As Anupama Rao reiterates Wilkerson’s argument in her review of the book, laws against racial discrimination deprived the term “racism” of “analytic purchase,” and as a result, the term was now denied and feared. Therefore, by renaming race as caste, systemic racism is rendered “unfamiliar” and made available for inquiry.

This begs the question, does not naming the enemy or renaming the enemy render it less unscrupulous? Does it undermine the grotesque horrors of what a people were subjected to, and are continued to be subjected to, by comparing it to another form of descent-based discrimination?

In his concluding passage of reviewing Wilkerson’s book, Srivatsan wrote that instead of merely seeing caste as skeleton and race as skin, we need to understand how, throughout history, the dialectic concepts of discrimination, exploitation and oppression have worked in tandem. 

Learning to unravel the tight braids of race as a form of describing difference and caste as a power hierarchy in our history may perhaps free the concept of race as a scientific category with a benign intent of describing more precisely propensity to illness, health, etc. This would permit critical evaluation of its validity without confusing it with immediately with caste oppression. For this to happen, the problem to be solved by the history of civilisation of course is this: how to signify difference without fear, resentment or arrogance?

The Debate of Decent-based Discrimination 

Coming back to the Durban discussion, until 2001, while committees under the UN stated that, in theory, caste would come under the purview of the Durban conference, they never actually used the word “caste.” Pinto explained why. 

One of the major obstacles for gaining international recognition to the Dalit cause is the language of the UN. Being dominated by the West, the language, concepts and terms of the UN bodies have been europo-centric. The need is not only to bring the caste issue into the UN, but to put pressure on the UN to change its language so that the UN becomes representative of all countries and people. 

But in 2002, that changed. The United Nations Committee on Elimination of Racial Discrimination (CERD) “strongly condemned” the practice of caste. Pinto believed this was due to the success of Dalit groups, using the publicity they received from the Durban conference, associating themselves with other discriminated groups from across the globe and fighting for their rights.

Teltumbde, however, believed that “quibbling” over racism or casteism “only serves to deflect focus on discrimination” and that basic issues concerning human lives cannot and should not be “prevented from being internationalised.” 

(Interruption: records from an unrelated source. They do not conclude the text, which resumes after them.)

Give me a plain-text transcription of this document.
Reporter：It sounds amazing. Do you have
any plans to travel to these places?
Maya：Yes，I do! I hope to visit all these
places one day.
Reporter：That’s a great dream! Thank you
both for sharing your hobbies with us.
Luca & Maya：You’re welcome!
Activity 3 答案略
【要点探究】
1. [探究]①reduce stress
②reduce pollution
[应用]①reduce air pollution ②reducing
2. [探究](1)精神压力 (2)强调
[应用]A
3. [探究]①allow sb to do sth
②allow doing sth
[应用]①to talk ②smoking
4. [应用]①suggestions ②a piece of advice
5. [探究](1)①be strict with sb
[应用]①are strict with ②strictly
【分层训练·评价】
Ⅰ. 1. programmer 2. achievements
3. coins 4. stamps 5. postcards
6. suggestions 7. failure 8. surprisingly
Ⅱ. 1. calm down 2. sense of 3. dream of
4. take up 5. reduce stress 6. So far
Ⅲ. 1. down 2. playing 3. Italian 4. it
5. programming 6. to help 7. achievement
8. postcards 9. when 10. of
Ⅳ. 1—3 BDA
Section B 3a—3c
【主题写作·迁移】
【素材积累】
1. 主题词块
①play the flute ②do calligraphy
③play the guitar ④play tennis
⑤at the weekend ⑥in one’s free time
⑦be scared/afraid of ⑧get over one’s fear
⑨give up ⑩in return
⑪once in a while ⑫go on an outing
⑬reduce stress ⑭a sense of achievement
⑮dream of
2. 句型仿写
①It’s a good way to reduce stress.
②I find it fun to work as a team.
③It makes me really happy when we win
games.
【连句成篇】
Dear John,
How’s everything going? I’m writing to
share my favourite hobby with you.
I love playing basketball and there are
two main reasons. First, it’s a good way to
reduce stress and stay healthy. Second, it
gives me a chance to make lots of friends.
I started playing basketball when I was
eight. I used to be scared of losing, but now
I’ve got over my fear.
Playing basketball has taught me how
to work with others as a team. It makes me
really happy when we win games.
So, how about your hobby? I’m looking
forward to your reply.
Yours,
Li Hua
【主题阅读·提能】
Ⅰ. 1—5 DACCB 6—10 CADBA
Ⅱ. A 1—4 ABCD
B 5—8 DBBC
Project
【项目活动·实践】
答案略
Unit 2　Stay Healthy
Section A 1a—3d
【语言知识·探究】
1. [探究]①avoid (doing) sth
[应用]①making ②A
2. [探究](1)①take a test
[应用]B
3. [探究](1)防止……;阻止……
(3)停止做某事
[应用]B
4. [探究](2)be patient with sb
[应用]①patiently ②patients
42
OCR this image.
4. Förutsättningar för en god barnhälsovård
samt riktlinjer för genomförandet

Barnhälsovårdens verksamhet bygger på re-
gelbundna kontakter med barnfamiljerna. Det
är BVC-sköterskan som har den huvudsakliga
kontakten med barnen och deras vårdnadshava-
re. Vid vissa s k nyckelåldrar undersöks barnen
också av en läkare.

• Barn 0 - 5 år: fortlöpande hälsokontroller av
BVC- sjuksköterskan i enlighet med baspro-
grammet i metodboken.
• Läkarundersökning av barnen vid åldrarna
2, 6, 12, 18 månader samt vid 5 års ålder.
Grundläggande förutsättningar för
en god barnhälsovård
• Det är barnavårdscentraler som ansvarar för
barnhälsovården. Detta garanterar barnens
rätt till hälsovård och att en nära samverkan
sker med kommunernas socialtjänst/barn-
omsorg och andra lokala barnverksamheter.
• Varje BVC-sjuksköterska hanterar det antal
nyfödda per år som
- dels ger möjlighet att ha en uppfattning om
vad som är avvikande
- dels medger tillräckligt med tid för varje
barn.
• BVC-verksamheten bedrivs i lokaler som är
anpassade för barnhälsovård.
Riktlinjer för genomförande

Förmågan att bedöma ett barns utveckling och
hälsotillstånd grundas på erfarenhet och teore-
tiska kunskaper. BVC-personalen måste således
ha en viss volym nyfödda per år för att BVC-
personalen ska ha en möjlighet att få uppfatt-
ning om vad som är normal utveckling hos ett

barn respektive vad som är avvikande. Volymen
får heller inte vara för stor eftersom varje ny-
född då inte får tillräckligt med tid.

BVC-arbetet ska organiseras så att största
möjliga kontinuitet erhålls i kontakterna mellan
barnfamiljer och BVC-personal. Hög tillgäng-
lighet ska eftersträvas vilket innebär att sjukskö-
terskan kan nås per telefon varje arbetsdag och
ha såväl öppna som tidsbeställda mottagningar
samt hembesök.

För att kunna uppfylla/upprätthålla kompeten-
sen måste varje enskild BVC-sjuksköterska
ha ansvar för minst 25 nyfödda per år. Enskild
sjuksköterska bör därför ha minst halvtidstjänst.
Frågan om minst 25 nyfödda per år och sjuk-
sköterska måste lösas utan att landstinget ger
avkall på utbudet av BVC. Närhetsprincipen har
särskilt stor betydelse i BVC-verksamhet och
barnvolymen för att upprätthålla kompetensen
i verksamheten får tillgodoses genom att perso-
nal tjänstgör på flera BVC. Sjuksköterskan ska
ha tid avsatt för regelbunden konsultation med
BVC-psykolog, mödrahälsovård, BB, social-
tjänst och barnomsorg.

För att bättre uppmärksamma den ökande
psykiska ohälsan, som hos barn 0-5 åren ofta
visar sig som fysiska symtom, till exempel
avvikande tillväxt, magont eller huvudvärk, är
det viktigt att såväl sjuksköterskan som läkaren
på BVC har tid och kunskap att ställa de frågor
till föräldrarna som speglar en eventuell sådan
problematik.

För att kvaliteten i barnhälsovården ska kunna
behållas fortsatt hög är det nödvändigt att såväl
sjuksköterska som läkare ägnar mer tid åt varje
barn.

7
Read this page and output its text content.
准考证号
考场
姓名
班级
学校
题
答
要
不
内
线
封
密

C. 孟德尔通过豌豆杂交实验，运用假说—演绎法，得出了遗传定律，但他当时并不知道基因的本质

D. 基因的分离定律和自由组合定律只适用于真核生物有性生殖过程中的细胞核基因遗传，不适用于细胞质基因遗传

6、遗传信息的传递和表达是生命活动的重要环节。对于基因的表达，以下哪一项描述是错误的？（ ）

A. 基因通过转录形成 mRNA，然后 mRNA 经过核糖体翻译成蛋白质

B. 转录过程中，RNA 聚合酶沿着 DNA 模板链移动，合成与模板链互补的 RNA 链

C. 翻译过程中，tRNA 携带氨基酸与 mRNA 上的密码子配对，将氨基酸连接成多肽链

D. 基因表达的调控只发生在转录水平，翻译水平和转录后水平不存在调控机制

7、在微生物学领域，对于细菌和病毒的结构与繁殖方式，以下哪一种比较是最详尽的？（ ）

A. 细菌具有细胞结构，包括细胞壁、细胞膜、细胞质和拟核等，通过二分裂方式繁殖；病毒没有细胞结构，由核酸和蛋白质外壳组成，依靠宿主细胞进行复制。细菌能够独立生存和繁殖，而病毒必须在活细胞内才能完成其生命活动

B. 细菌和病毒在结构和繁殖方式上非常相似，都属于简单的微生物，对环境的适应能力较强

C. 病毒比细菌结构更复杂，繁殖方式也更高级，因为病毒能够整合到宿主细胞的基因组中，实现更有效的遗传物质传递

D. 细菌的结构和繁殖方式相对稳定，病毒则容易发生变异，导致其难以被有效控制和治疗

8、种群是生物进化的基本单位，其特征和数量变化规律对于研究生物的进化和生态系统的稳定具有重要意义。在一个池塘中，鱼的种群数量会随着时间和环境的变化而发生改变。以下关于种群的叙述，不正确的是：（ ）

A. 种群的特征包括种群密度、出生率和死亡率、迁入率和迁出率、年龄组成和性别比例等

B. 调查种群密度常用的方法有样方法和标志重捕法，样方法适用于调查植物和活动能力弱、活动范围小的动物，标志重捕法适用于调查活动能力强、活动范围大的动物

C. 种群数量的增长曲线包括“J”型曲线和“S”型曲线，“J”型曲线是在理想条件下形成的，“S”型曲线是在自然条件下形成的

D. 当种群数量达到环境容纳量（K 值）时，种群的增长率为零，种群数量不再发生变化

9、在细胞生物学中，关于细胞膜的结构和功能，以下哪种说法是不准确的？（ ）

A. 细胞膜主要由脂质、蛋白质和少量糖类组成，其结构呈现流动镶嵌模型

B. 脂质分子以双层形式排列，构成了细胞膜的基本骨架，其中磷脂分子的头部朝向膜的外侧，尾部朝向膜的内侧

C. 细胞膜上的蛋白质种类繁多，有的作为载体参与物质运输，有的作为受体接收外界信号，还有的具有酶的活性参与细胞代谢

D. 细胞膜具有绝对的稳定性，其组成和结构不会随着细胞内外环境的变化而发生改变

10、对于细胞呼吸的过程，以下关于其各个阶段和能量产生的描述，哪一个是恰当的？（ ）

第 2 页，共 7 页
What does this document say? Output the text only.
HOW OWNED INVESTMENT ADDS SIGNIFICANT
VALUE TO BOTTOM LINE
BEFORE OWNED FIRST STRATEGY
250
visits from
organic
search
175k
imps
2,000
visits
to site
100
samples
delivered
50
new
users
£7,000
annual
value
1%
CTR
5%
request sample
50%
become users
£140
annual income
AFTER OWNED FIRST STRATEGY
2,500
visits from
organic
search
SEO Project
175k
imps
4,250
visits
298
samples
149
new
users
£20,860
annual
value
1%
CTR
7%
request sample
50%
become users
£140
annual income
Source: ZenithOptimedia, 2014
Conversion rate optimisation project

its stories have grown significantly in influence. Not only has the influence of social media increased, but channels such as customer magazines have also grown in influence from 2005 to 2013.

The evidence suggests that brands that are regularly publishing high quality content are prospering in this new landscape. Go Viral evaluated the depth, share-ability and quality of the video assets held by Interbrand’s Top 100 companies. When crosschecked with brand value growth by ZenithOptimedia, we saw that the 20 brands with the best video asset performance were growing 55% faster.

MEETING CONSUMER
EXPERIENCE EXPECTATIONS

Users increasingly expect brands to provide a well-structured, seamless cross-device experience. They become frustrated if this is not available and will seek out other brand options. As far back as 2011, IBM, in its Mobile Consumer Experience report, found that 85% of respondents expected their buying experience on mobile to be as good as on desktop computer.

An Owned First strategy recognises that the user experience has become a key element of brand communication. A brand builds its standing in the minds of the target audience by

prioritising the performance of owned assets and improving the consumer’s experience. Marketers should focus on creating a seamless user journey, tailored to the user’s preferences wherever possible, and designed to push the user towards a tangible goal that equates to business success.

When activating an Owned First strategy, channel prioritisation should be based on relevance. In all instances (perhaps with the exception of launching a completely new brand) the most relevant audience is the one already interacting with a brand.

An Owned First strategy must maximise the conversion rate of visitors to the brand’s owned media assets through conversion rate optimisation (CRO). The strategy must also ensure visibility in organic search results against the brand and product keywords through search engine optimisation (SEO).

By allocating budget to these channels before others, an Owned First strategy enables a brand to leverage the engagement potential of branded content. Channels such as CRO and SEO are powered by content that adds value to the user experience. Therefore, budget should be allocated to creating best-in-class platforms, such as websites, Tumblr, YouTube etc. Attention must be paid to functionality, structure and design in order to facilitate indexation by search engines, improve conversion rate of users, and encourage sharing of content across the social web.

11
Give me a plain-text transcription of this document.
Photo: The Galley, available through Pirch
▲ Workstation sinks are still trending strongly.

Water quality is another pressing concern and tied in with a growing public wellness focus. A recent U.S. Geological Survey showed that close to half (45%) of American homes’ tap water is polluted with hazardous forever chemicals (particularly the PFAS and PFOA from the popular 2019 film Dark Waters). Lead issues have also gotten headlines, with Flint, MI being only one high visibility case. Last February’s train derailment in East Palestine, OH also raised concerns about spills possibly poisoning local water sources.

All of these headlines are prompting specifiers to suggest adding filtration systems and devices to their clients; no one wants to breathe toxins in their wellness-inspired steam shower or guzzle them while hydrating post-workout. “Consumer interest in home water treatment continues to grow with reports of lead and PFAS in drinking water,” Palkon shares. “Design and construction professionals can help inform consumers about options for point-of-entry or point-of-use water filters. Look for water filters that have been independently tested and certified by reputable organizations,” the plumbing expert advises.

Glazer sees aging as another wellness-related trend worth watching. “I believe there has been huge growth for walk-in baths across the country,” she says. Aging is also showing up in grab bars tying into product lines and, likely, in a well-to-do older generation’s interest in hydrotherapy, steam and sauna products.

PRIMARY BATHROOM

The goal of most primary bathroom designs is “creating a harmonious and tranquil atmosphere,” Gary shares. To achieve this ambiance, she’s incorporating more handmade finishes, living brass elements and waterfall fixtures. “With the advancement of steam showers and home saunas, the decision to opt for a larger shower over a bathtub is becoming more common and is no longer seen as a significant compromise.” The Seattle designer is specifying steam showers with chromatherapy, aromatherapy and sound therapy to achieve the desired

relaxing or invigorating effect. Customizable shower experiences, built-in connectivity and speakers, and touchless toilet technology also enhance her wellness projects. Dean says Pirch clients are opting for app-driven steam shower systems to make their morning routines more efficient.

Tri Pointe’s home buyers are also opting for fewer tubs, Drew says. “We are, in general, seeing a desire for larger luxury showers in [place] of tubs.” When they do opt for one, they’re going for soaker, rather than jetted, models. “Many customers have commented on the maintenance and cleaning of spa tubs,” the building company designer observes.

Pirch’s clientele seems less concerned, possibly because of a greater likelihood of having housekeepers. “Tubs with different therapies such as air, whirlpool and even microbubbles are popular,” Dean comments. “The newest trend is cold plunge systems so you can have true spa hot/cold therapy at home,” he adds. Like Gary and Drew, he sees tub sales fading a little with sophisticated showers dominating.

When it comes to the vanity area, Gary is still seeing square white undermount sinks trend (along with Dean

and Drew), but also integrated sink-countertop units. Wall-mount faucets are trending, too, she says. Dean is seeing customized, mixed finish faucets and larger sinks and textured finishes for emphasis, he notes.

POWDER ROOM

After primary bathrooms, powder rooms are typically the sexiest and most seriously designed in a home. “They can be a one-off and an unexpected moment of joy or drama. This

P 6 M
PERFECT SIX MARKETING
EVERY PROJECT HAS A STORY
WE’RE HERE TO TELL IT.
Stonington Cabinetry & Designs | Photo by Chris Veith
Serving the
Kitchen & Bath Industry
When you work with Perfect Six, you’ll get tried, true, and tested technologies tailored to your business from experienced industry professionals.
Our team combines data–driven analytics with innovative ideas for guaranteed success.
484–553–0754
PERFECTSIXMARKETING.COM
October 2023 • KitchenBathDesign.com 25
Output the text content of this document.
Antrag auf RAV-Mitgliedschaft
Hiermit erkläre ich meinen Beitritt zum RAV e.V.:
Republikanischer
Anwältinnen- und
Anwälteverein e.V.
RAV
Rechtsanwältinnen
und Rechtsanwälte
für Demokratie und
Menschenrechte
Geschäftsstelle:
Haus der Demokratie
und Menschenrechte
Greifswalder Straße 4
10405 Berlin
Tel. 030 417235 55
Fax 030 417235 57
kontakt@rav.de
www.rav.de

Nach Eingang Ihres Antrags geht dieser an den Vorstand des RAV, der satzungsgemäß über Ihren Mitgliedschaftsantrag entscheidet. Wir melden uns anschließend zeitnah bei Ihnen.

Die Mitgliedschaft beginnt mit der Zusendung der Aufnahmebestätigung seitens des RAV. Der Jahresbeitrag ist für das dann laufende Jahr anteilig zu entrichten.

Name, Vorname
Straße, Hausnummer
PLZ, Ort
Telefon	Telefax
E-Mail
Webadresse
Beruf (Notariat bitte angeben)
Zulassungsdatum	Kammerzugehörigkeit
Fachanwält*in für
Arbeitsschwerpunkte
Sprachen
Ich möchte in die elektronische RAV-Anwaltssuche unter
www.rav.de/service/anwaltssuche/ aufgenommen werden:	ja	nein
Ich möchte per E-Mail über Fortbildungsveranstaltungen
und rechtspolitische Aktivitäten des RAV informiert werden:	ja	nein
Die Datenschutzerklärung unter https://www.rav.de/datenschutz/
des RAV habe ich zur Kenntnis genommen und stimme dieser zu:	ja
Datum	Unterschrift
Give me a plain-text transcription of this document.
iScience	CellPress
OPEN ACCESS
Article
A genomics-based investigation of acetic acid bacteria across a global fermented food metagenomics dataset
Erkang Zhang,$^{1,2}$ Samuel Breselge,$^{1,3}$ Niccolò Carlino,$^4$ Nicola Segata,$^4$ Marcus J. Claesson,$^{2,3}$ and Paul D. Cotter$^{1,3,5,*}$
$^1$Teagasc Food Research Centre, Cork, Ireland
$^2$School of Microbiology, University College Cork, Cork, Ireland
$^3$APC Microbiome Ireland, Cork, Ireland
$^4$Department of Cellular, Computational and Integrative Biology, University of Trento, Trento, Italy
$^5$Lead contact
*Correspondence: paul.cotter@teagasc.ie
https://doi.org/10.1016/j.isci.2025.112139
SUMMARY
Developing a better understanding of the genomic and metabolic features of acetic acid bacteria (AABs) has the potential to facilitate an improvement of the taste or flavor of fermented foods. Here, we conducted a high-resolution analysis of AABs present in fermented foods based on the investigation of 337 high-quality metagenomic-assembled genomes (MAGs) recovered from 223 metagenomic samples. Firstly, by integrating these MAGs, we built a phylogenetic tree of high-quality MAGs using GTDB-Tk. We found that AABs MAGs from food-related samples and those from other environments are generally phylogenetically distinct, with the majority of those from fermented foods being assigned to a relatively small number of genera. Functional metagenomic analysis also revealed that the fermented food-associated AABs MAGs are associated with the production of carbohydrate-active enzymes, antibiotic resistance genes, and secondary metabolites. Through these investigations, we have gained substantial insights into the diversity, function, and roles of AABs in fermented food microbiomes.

It is not important to know in which precise way the human rights of certain people are being structurally violated; the issue is that they are violated.

A week before the Durban conference began, Pinto wrote that the Government of India “may scuttle the attempts” to raise the issue of caste in the UN conference. He was right. In conclusion, he wrote:

While Africans and Palestinians may demand compensation from colonisers what the Dalits in India need to assert is compensation from their caste masters who have oppressed them for centuries and continue to do so in the name of god and religion.